Is the author suggesting that it wasn’t until AFTER the United States formed a government military that we were no longer free and secure? I don’t think the author sees what he wrote in this manner but consider what he did say. It would be my opinion that this author is one who “trusts” his government and turns to his government for all his needs. When that is the case, then how he presents his case is from the position of what he was taught and how he has chosen to live his life of servitude.

If his claim is true that the real reason for the Second Amendment was to prevent creation of a professional army, i.e. the law enforcement branch of the Government, because giving government the power over the people historically proved the loss of being free and secure to the people, then this author misses his own point or errs in presenting a poor one.

Perhaps he is blinded by his own anger and hatred.

Preventing the United States from starting a professional army, in fact, was the single most important goal of the Second Amendment.

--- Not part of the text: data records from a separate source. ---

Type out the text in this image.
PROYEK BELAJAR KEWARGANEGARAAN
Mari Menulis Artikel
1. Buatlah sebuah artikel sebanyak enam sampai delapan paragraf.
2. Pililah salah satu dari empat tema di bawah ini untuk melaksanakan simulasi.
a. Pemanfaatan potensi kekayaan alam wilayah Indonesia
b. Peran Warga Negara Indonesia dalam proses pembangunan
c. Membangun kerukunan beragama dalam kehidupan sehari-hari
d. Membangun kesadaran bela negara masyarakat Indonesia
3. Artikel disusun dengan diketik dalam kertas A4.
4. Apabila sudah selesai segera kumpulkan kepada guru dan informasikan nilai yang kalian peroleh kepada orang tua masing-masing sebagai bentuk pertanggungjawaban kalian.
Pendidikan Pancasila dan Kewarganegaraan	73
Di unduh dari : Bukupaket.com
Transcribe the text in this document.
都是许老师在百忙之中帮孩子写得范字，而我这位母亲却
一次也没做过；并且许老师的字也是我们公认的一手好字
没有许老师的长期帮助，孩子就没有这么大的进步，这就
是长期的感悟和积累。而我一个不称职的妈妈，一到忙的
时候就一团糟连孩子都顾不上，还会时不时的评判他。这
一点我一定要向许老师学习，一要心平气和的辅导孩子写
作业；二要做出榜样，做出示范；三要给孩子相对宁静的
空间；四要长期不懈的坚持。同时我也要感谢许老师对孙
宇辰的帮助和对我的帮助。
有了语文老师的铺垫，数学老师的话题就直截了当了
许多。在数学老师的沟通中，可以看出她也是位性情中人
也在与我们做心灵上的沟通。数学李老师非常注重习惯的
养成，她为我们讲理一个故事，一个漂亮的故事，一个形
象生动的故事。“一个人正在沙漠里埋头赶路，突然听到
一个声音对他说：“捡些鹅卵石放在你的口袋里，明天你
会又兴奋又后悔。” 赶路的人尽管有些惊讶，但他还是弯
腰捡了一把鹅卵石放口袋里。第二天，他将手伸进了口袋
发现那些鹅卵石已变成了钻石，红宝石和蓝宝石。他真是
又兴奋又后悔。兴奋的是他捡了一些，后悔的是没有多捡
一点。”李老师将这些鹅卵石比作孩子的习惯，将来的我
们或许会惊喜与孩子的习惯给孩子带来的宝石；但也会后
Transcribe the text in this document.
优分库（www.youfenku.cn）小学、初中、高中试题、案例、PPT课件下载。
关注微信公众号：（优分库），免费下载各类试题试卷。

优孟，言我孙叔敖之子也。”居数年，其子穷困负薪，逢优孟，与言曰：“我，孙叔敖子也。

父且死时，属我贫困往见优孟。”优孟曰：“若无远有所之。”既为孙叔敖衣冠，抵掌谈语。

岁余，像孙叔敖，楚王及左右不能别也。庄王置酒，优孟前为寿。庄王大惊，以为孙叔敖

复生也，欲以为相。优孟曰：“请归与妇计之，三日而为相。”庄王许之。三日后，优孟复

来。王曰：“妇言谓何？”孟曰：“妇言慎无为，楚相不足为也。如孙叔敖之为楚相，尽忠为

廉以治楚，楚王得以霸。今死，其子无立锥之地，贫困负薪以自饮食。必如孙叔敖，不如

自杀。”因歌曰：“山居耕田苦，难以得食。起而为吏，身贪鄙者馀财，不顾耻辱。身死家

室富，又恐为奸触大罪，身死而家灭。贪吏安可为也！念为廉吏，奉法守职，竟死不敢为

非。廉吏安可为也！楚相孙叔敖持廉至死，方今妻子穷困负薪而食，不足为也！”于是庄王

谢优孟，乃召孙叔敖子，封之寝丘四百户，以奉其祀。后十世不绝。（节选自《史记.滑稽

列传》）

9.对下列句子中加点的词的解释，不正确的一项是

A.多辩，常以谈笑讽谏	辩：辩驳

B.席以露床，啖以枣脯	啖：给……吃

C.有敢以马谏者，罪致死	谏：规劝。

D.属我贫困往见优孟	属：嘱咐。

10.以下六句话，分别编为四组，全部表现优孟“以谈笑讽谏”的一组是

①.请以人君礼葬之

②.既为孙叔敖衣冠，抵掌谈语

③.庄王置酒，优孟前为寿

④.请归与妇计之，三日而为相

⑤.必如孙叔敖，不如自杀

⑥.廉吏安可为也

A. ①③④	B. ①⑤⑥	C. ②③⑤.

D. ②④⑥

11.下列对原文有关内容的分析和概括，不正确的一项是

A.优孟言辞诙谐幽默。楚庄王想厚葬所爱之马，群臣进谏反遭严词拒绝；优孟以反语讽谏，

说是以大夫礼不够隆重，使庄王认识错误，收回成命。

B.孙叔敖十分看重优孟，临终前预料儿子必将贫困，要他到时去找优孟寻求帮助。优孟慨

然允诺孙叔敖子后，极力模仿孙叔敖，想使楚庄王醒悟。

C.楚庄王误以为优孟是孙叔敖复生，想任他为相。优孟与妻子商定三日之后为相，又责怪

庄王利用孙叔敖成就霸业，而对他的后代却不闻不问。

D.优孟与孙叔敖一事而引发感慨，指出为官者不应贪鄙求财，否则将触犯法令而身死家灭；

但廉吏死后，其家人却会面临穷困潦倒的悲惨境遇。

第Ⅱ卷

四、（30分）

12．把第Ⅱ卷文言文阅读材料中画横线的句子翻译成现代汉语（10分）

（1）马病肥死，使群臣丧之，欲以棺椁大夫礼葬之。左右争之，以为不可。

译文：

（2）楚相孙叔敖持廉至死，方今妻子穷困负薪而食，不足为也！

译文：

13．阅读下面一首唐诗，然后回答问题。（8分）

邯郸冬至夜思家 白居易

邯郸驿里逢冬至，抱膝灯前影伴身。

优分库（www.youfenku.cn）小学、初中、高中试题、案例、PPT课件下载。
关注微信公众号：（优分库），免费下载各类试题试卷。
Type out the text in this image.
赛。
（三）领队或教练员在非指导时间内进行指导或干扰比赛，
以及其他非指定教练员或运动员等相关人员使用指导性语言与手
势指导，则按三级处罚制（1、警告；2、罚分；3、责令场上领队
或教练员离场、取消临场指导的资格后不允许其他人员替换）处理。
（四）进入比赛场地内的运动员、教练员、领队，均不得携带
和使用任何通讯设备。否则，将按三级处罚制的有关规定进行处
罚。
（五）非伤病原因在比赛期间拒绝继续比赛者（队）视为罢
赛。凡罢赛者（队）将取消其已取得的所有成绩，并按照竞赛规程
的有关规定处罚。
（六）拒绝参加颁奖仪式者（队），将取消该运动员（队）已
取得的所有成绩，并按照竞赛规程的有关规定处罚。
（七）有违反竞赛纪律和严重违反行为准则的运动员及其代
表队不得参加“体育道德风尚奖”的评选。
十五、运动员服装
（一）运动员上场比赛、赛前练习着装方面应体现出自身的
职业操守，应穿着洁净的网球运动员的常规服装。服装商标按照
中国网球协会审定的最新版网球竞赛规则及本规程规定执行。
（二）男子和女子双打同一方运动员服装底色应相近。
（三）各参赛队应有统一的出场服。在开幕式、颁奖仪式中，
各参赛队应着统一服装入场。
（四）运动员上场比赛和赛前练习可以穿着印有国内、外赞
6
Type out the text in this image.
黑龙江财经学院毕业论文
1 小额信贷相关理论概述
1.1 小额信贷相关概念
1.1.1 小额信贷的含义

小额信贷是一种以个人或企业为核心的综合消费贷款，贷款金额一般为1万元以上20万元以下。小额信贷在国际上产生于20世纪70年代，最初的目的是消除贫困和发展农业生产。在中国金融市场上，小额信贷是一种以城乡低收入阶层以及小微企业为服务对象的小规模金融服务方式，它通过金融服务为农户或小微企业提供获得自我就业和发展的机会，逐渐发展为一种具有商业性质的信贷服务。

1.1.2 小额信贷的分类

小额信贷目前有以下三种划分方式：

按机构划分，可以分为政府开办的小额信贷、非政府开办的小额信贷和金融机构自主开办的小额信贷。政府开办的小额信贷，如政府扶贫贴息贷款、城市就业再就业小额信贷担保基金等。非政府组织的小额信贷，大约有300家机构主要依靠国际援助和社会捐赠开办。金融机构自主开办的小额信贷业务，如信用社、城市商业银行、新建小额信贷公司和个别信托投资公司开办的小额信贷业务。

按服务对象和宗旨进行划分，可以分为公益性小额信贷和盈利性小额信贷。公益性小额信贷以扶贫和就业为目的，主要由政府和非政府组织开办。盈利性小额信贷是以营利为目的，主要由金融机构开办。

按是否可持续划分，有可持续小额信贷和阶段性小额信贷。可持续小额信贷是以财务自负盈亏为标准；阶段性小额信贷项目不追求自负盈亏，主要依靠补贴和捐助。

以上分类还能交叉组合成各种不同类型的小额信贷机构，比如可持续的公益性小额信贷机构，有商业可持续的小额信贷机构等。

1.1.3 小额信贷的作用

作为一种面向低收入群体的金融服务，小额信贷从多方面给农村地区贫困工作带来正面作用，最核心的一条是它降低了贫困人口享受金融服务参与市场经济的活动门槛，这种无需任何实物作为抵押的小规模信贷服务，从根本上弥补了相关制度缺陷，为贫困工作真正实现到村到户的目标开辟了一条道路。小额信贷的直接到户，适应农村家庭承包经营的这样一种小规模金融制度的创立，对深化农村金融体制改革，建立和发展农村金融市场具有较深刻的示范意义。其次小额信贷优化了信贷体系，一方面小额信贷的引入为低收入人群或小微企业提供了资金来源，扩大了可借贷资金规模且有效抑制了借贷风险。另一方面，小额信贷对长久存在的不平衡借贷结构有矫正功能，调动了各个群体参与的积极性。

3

It is hard to recapture this fear today, but during the 18th century few boogeymen were as scary as the standing army — an army made up of professional, full-time soldiers.

By the logic of the 18th century, any society with a professional army could never be truly free. The men in charge of that army could order it to attack the citizens themselves, who, unarmed and unorganized, would be unable to fight back. This was why a well-regulated militia was necessary to the security of a free state: To be secure, a society needed to be able to defend itself; to be free, it could not exist merely at the whim of a standing army and its generals.

The only way to be both free and secure was for citizens to be armed, organized and ready to defend their society. The choice was a stark one: a standing army or a free nation.